Froome: "el escenario soñado sería ganar una etapa, pero eso es secundario porque el objetivo número uno será proteger a Woods. Así que pueden esperar verme cargando latas durante las próximas semanas. Estaré ahí para ayudar al equipo lo mejor que pueda". pic.twitter.com/muSdjzMeWv
— David Gómez Hidalgo (@davidesportista) June 23, 2021
Él mismo lo ha dicho, con idéntica naturalidad a cuando ganaba o perdía, a cuando explicaba el alcance de las lesiones en Dauphiné.

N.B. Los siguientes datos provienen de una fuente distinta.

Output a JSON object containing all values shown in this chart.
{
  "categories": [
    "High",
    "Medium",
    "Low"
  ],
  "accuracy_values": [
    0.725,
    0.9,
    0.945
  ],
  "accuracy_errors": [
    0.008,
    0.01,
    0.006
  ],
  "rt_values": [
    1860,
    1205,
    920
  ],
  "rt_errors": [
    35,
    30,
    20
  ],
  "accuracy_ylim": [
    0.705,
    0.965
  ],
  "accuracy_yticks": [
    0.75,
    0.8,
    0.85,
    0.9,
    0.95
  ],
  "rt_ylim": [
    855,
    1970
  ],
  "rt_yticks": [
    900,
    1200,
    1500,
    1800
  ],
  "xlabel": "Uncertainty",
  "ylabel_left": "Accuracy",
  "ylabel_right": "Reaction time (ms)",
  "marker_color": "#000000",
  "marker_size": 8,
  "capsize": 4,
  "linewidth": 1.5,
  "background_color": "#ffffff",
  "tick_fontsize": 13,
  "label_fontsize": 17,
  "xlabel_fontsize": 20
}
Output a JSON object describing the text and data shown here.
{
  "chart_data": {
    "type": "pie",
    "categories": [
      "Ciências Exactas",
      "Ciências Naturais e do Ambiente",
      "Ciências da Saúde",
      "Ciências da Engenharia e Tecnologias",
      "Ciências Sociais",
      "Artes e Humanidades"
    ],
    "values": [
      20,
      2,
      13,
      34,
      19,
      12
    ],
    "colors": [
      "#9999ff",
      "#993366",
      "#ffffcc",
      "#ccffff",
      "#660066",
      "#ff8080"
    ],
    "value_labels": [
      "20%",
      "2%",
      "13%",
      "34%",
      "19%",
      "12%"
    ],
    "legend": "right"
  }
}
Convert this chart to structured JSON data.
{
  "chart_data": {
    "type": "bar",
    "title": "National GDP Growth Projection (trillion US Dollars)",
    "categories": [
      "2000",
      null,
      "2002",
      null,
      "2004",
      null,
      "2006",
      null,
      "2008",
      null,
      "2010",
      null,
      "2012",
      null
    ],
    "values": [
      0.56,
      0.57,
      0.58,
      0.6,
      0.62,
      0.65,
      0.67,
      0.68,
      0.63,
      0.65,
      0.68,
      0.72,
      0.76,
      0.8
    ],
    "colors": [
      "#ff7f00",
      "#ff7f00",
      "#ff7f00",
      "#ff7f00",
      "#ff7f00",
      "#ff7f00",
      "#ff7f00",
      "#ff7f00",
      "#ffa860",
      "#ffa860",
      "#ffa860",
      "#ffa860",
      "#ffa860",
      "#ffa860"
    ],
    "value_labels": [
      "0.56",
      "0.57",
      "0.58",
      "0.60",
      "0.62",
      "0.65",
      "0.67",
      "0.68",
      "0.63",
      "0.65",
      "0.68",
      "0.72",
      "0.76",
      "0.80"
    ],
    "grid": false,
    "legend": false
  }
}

No os extrañéis en ver a Froome subiendo bidones el año que le vimos doblado en una contrarreloj
Esto es, permitidme la expresión, un tío de puta madre, sinceramente, un ciclista que se reinventa, con el 90%, si no más, de su trayectoria ya conseguida, que se digne a ser lo que el equipo quiera de él… es para alabar.
Somos conscientes de su abultado salario, comidilla todos los días en redes, como si el mundo estuviera lleno de personas que han ganado cuatro veces el Tour -sólo tiene a tres en toda la historia por delante-.
Froome subirá bidones en el Tour, y no sé si serán de Moet o de oro líquido, pero si se tercia los subirá.
¿Es triste verle así?
No para nosotros, pues al final está honrando el oficio que le ha dado todo lo que tiene.
Sinceramente, nos repetimos, no le vemos al nivel de hace más de dos años, pero que trabaje para que recuperarlo es loable y que tenga a alguien que le pague los dispendio, para quitarse el sombrero.
Si Froome sube bidones, como ejemplo máximo del trabajo de gregario, si tira para un compañero, si hace piña en el holle, si genera buen ambiente, hará algo que, ahora mismo, no recuerdo nadie en su lugar hacer.
O acaso ¿os imagináis a Lemond, Hinault, Indurain o Merckx subiendo bidones?
Yo no, desde luego y hablo de estos, por que son con los que se compara Chris Froome, como cuando mentamos a Cavendish entre Merckx e Hinault en el ranking de etapas del Tour.
Son leyendas que siguen ahí, reinventándose, decidiendo ellos cuándo poner pie a tierra y no terceros, por eso, aunque cobre no sé cuántos kilos al año, aunque no sea el de antaño, aunque los bidones que Froome suba estén niquelados en oro… merecen toda nuestra admiración.







Paco
25 de junio, 2021 at 8:38
Hombre, lo mismo tiene a 4 -y no a 3- por delante de él en Tours ganados, ¿no?
Javier Pascual
25 de junio, 2021 at 9:07
Totalmente de acuerdo. Froome es hoy más ejemplo de lo que fue en su día, representa unos valores dignos de admirar.
Excelente artículo.
Emilio
25 de junio, 2021 at 9:52
Opino lo mismo, excelente artículo, pero vengo a ofrecer otra interpretación. Teniendo en cuenta que poco más o menos renunció a ganar su quinto Tour (el que ganó Geraint) por los 2 kilos que le puso el Giro que ganó, solo por estar en la salida, hipotecando como se vio su rendimiento en Julio, más el rumor no se si muy fundado de que cambió levantarle el Tour a Wiggins por un poco más de dinero….no será más amor a la pasta? Y ojo, escribo esto queriendo creer lo que se dice aquí, que es un tío de puta madre que se bajará de la bici cuando él decida. Y me voy a hartar de aplaudir si le veo subiendo bidones. Pero no descarto lo otro tampoco.